Alitalia, intesa con Ue: Ita decolla il 15 ottobre con 2.800 dipendenti e 52 aerei. Ora aumento di capitale

In mattinata il Governo ha trovato l’intesa con la Commissione europea per il decollo di Ita, la nuova Alitalia

di Redazione Finanza

Alitalia, intesa con la Ue: Ita decolla il 15 ottobre, biglietti in vendita da agosto

5' di lettura

«Si è conclusa positivamente la discussione con la Commissione Europea sulla costituzione di Italia Trasporto Aereo (ITA). La nuova società sarà pienamente operativa a partire dal prossimo 15 ottobre, data in cui è previsto il decollo dei primi voli». Lo rende noto un comunicato del Ministero dell’Economia confermando quanto anticipato da Radiocor. L’intesa è stata raggiunta nella mattinata del 15 luglio, poche ore dopo il Cda di ITA ha approvato il nuovo piano industriale fino al 2025 che recepisce i rilievi della Commissione europea.

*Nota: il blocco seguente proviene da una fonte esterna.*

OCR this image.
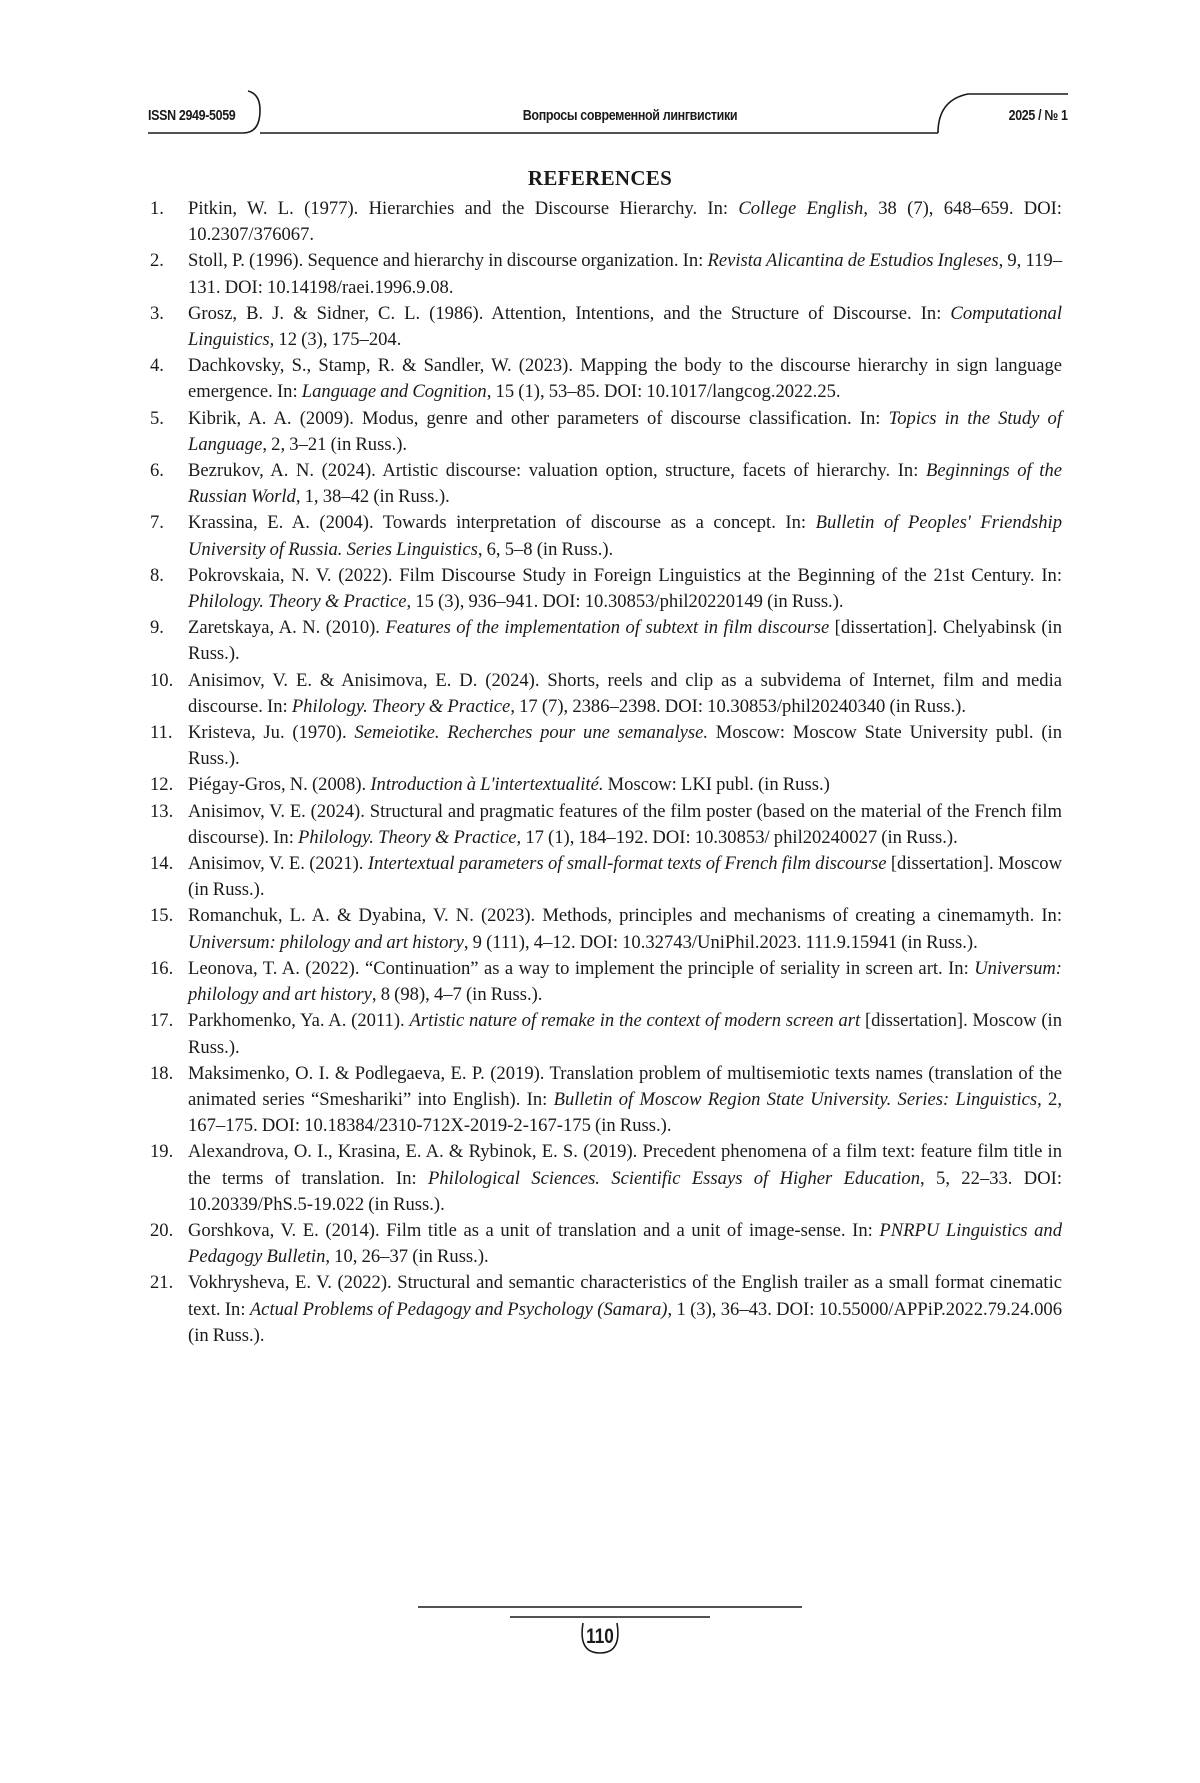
ISSN 2949-5059	Вопросы современной лингвистики	2025 / № 1
REFERENCES
1. Pitkin, W. L. (1977). Hierarchies and the Discourse Hierarchy. In: College English, 38 (7), 648–659. DOI: 10.2307/376067.
2. Stoll, P. (1996). Sequence and hierarchy in discourse organization. In: Revista Alicantina de Estudios Ingleses, 9, 119–131. DOI: 10.14198/raei.1996.9.08.
3. Grosz, B. J. & Sidner, C. L. (1986). Attention, Intentions, and the Structure of Discourse. In: Computa­tional Linguistics, 12 (3), 175–204.
4. Dachkovsky, S., Stamp, R. & Sandler, W. (2023). Mapping the body to the discourse hierarchy in sign language emergence. In: Language and Cognition, 15 (1), 53–85. DOI: 10.1017/langcog.2022.25.
5. Kibrik, A. A. (2009). Modus, genre and other parameters of discourse classification. In: Topics in the Study of Language, 2, 3–21 (in Russ.).
6. Bezrukov, A. N. (2024). Artistic discourse: valuation option, structure, facets of hierarchy. In: Begin­nings of the Russian World, 1, 38–42 (in Russ.).
7. Krassina, E. A. (2004). Towards interpretation of discourse as a concept. In: Bulletin of Peoples' Friend­ship University of Russia. Series Linguistics, 6, 5–8 (in Russ.).
8. Pokrovskaia, N. V. (2022). Film Discourse Study in Foreign Linguistics at the Beginning of the 21st Century. In: Philology. Theory & Practice, 15 (3), 936–941. DOI: 10.30853/phil20220149 (in Russ.).
9. Zaretskaya, A. N. (2010). Features of the implementation of subtext in film discourse [dissertation]. Chelyabinsk (in Russ.).
10. Anisimov, V. E. & Anisimova, E. D. (2024). Shorts, reels and clip as a subvidema of Internet, film and media discourse. In: Philology. Theory & Practice, 17 (7), 2386–2398. DOI: 10.30853/phil20240340 (in Russ.).
11. Kristeva, Ju. (1970). Semeiotike. Recherches pour une semanalyse. Moscow: Moscow State University publ. (in Russ.).
12. Piégay-Gros, N. (2008). Introduction à L'intertextualité. Moscow: LKI publ. (in Russ.)
13. Anisimov, V. E. (2024). Structural and pragmatic features of the film poster (based on the materi­al of the French film discourse). In: Philology. Theory & Practice, 17 (1), 184–192. DOI: 10.30853/ phil20240027 (in Russ.).
14. Anisimov, V. E. (2021). Intertextual parameters of small-format texts of French film discourse [disserta­tion]. Moscow (in Russ.).
15. Romanchuk, L. A. & Dyabina, V. N. (2023). Methods, principles and mechanisms of creating a cinemamyth. In: Universum: philology and art history, 9 (111), 4–12. DOI: 10.32743/UniPhil.2023. 111.9.15941 (in Russ.).
16. Leonova, T. A. (2022). “Continuation” as a way to implement the principle of seriality in screen art. In: Universum: philology and art history, 8 (98), 4–7 (in Russ.).
17. Parkhomenko, Ya. A. (2011). Artistic nature of remake in the context of modern screen art [disserta­tion]. Moscow (in Russ.).
18. Maksimenko, O. I. & Podlegaeva, E. P. (2019). Translation problem of multisemiotic texts names (translation of the animated series “Smeshariki” into English). In: Bulletin of Moscow Region State Uni­versity. Series: Linguistics, 2, 167–175. DOI: 10.18384/2310-712X-2019-2-167-175 (in Russ.).
19. Alexandrova, O. I., Krasina, E. A. & Rybinok, E. S. (2019). Precedent phenomena of a film text: feature film title in the terms of translation. In: Philological Sciences. Scientific Essays of Higher Education, 5, 22–33. DOI: 10.20339/PhS.5-19.022 (in Russ.).
20. Gorshkova, V. E. (2014). Film title as a unit of translation and a unit of image-sense. In: PNRPU Lin­guistics and Pedagogy Bulletin, 10, 26–37 (in Russ.).
21. Vokhrysheva, E. V. (2022). Structural and semantic characteristics of the English trailer as a small format cinematic text. In: Actual Problems of Pedagogy and Psychology (Samara), 1 (3), 36–43. DOI: 10.55000/APPiP.2022.79.24.006 (in Russ.).
110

La discussione con la Commissione Europea su ITA, afferma il Mef, «ha consentito di giungere ad una soluzione costruttiva ed equilibrata, che garantisce la discontinuità necessaria al rispetto della normativa europea. L’esito positivo dell’interlocuzione con gli uffici della Commissione - sottolinea il ministero dell’Economia - consente di avviare le procedure relative all’aumento di capitale di ITA e crea le condizioni per la firma del Memorandum d’intesa per il passaggio di determinate attività da Alitalia a ITA».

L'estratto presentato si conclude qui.